In tutta questa faccenda di Fabrizio Miccoli, ormai ex capitano della squadra del Palermo, stupisce come al solito il conformismo e l'istintivo servilismo del giornalismo di casa nostra. Un coro di critiche al limite degli insulti lo ha costretto al pentimento in diretta tv e alle lacrime in streaming per una frase stupida e volgare (“…quel fango di Falcone”) detta però in una conversazione privata e priva di qualsiasi valore penale. Non è di questo però che voglio parlare, ma paradossalmente del suo opposto.
Di Miccoli infatti si sapeva già molto, ad iniziare delle sue compagnie pessime e invece pochissimi ne parlavano, un pezzo coraggioso però di non oltre 30 righe sul giornale, mai un cenno sui mille siti on line che parlano di pallone. C'è voluto il solito verbale sfuggito all'inquirente di turno, anzi questa volta non c'è nemmeno un verbale di mezzo ma solo una frase oscena intercettata e poi riferita, per seppellire l'ex giocatore simbolo del Palermo.
Ecco penso che dietro questa storia ci sia proprio questo "ex". Fin quando Miccoli segnava e portava il Palermo fino al quinto posto della serie A, la stampa ha preferito voltarsi dall'altra parte. Molti giornalisti, tutti quelli sportivi siciliani di sicuro, sapevano delle sue compagnie impresentabili però stavano zitti. A chi finissero i biglietti omaggio di tribuna centrale offerti dal giocatore, per tanti non era un mistero. Miccoli segnava, il Palermo vinceva, e pochissimi della categoria si mettono contro chi vince, contro chi ti consente trasferte pagate al seguito della squadra. Poi il giocattolo si è rotto, il Palermo prima ha arrancato e poi è finito in B, e allora molti hanno ritrovato coraggio. Ma neanche tanto.

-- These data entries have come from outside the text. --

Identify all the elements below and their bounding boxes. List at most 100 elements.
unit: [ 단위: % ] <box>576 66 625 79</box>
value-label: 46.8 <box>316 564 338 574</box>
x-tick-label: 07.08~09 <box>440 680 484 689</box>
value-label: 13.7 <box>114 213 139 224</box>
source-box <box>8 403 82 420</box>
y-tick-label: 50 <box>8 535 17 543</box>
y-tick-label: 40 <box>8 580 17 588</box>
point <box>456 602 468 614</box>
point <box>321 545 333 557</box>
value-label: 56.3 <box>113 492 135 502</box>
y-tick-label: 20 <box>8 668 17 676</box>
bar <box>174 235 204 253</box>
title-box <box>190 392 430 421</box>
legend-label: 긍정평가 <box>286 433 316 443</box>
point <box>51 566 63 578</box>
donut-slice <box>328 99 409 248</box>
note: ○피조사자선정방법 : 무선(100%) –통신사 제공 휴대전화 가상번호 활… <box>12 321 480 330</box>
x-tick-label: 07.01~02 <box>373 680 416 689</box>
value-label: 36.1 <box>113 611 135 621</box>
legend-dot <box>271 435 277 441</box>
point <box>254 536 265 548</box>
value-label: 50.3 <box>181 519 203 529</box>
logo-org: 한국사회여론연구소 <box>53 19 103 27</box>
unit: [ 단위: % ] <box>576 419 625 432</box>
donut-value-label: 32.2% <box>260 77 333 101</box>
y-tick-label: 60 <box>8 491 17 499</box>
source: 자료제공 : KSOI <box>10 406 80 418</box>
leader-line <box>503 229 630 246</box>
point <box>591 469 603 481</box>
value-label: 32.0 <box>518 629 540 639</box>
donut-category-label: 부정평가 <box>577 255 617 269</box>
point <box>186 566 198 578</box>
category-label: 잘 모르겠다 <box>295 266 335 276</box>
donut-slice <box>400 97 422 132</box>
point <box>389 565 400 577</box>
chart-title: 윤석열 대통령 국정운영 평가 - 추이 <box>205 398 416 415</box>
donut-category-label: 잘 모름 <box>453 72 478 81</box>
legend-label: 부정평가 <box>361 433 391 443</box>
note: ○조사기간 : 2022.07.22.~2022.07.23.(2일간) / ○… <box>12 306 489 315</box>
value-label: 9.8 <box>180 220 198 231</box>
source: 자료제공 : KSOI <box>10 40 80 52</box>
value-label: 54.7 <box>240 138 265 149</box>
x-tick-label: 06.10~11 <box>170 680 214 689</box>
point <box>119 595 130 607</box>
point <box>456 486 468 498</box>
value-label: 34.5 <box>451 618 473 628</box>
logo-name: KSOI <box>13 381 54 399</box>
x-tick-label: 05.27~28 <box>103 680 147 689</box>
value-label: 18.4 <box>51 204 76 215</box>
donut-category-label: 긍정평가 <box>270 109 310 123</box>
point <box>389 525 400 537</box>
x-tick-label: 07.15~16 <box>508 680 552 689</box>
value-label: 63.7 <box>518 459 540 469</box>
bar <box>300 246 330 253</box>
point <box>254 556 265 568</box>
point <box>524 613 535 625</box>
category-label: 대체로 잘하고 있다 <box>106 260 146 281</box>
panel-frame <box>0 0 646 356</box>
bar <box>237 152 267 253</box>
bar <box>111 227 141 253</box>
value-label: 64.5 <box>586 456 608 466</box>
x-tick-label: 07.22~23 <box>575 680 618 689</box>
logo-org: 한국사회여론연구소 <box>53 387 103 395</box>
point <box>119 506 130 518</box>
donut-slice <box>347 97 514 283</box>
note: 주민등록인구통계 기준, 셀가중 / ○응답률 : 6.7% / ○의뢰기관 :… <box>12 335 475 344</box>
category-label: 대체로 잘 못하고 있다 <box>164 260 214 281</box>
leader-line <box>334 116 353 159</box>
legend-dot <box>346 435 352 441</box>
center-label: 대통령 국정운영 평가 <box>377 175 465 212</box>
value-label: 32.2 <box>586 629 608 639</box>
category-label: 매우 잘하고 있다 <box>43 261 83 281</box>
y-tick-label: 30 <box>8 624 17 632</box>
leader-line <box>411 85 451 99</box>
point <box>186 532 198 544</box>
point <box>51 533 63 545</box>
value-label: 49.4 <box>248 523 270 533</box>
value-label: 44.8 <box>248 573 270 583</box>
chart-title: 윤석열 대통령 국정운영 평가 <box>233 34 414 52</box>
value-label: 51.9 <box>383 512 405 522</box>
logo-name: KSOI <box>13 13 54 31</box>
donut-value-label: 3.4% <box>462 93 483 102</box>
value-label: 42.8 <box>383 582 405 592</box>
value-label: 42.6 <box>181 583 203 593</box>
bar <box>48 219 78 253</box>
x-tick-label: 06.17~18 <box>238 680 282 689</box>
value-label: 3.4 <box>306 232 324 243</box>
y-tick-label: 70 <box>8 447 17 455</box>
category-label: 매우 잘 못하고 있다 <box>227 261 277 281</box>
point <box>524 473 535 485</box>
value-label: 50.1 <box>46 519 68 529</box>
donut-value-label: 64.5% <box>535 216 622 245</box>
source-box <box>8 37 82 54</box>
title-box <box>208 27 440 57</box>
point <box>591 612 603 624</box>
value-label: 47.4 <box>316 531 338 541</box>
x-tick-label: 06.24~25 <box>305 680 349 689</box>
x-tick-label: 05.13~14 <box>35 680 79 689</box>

C'è voluto l'intervento della magistratura per far ritrovare a tanti occhi e orecchie che prima non vedevano e non sentivano. Un copione già visto. Ricordate il caso Moggi? Il direttore sportivo maneggione della Juventus che secondo le sentenze di primo grado aveva costruito per anni e anni assieme a Giraudo e Bettega un sistema scientifico di vittorie pilotate grazie alle compiacenza di arbitri e dirigenti, è stato osannato e riverito fino al giorno in cui gli è arrivato il primo avviso di garanzia. La solita magistratura. Prima nessun giornalista aveva sentito puzza di marcio, neanche quelli che vivono di calcio 24 ore su 24, mai nessun sospetto, mai nessuna voce fuori dal coro.
Di paragone in paragone, possiamo arrivare al Copodanno di 6 o 7 anni fa, quando in casa di amici incontrai un collega di un importante quotidiano nazionale che per lavoro seguiva come un'ombra Silvio Berlusconi. Sapeva bene come il cavaliere trascorreva le serate. Talvolta amava riunirsi a tarda notte con i giornalisti iniziando la discussione sempre con la stessa frase: “Forza, parliamo di gnocca”. Già allora era chiaro che un presidente del Consiglio così poteva creare diversi problemi a se stesso e al paese e dunque domandai perché non parlasse sul giornale di questa abitudine dato che il suo lavoro era narrare Berlusconi minuto per minuto. Non mi ha mai risposto.